Interview mit Andrea Keinath über ein zentrales Thema des Zukunftsbildes

Themenspecial “Fünf Jahre Zukunftsbild”

„Evangelisierung – lernen aus der Taufberufung zu leben“ lautet eins der vier Handlungsfelder, die im Zukunftsbild genannt werden. Nach dessen Veröffentlichung hat sich zunächst das Teilprojekt Evangelisierung und seit 2018 das „Labor E“ damit beschäftigt, wie Evangelisierung im Erzbistum Paderborn zu verstehen ist und wie sie in der Praxis umgesetzt werden kann. Als erstes Ergebnis ist nun ein Reader erschienen, der in einem breit angelegten Dialog mit vielen Beteiligten entstanden ist. Er steht hier zum Download zur Verfügung, weitere Informationen gibt es im Wir-Portal des Erzbistums.

Im Interview äußert sich Andrea Keinath, Leiterin des „Labor E“, zur Bedeutung von Evangelisierung und zu gegenwärtigen Herausforderungen.

Redaktion

Evangelisierung zählt zu den vier Handlungsfeldern im Zukunftsbild, was bedeutet, dass dem Thema Vorrang eingeräumt werden soll.
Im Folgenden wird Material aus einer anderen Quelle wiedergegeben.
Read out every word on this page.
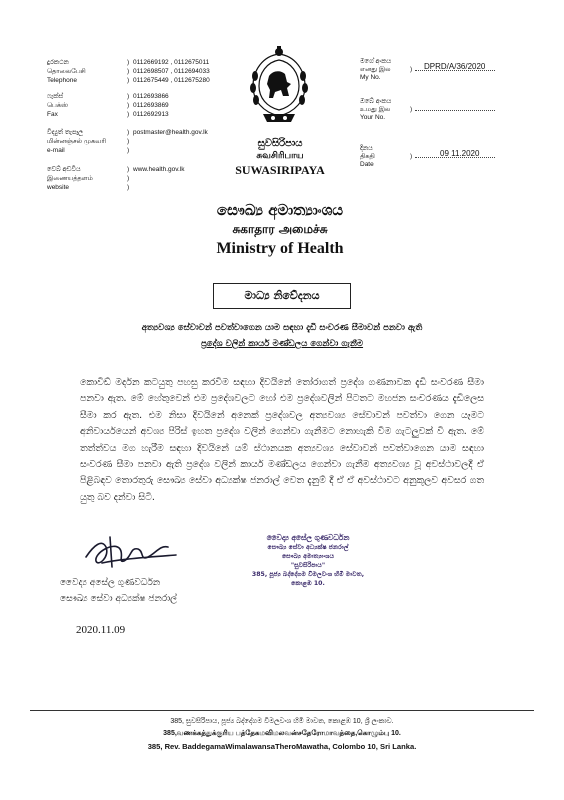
දුරකථන	) 0112669192 , 0112675011
தொலைபேசி	) 0112698507 , 0112694033
Telephone	) 0112675449 , 0112675280
ෆැක්ස්	) 0112693866
பெக்ஸ்	) 0112693869
Fax	) 0112692913
විද්‍යුත් තැපෑල	) postmaster@health.gov.lk
மின்னஞ்சல் முகவரி	)
e-mail	)
වෙබ් අඩවිය	) www.health.gov.lk
இணையத்தளம்	)
website	)
සුවසිරිපාය
சுவசிரிபாய
SUWASIRIPAYA
මගේ අංකය
எனது இல
My No.
) DPRD/A/36/2020
ඔබේ අංකය
உமது இல
Your No.
)
දිනය
திகதி
Date
)	09 11.2020
සෞඛ්‍ය අමාත්‍යාංශය
சுகாதார அமைச்சு
Ministry of Health
මාධ්‍ය නිවේදනය
අත්‍යවශ්‍ය සේවාවන් පවත්වාගෙන යාම සඳහා දැඩි සංවරණ සීමාවන් පනවා ඇති
ප්‍රදේශ වලින් කාර්ය මණ්ඩලය ගෙන්වා ගැනීම
කොවිඩ් මර්දන කටයුතු පහසු කරවීම සඳහා දිවයිනේ තෝරාගත් ප්‍රදේශ ගණනාවක දැඩි සංවරණ සීමා පනවා ඇත. මේ හේතුවෙන් එම ප්‍රදේශවලට හෝ එම ප්‍රදේශවලින් පිටතට මහජන සංචරණය දැඩිලෙස සීමා කර ඇත. එම නිසා දිවයිනේ අනෙක් ප්‍රදේශවල අත්‍යවශ්‍ය සේවාවන් පවත්වා ගෙන යෑමට අනිවාර්යයෙන් අවශ්‍ය පිරිස් ඉහත ප්‍රදේශ වලින් ගෙන්වා ගැනීමට නොහැකි වීම ගැටලුවක් වී ඇත. මේ තත්ත්වය මග හැරීම සඳහා දිවයිනේ යම් ස්ථානයක අත්‍යවශ්‍ය සේවාවන් පවත්වාගෙන යාම සඳහා සංවරණ සීමා පනවා ඇති ප්‍රදේශ වලින් කාර්ය මණ්ඩලය ගෙන්වා ගැනීම අත්‍යවශ්‍ය වූ අවස්ථාවලදී ඒ පිළිබඳව තොරතුරු සෞඛ්‍ය සේවා අධ්‍යක්ෂ ජනරාල් වෙත දැනුම් දී ඒ ඒ අවස්ථාවට අනුකූලව අවසර ගත යුතු බව දන්වා සිටී.
වෛද්‍ය අසේල ගුණවර්ධන
සෞඛ්‍ය සේවා අධ්‍යක්ෂ ජනරාල්
සෞඛ්‍ය අමාත්‍යාංශය
"සුවසිරිපාය"
385, පූජ්‍ය බද්දේගම විමලවංශ හිමි මාවත,
කොළඹ 10.
වෛද්‍ය අසේල ගුණවර්ධන
සෞඛ්‍ය සේවා අධ්‍යක්ෂ ජනරාල්
2020.11.09
385, සුවසිරිපාය, පූජ්‍ය බද්දේගම විමලවංශ හිමි මාවත, කොළඹ 10, ශ්‍රී ලංකාව.
385,வணக்கத்துக்குரிய பத்தேகமவிமலவன்சதேரோமாவத்தை,கொழும்பு 10.
385, Rev. BaddegamaWimalawansaTheroMawatha, Colombo 10, Sri Lanka.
Warum ist Evangelisierung so wichtig?

Andrea Keinath

Bei Evangelisierung geht es im Sinne des Zukunftsbildes um „Christwerden, Christ sein und Christ bleiben“, also um die ganz grundlegenden Fragen, auf welchen Wegen Menschen heutzutage Christen werden und darum, was es bedeutet, in der Postmoderne Christ zu sein. Schließlich stellt sich auch die Frage, was Menschen brauchen, um Christ bleiben zu können angesichts der Herausforderungen von innen und von außen.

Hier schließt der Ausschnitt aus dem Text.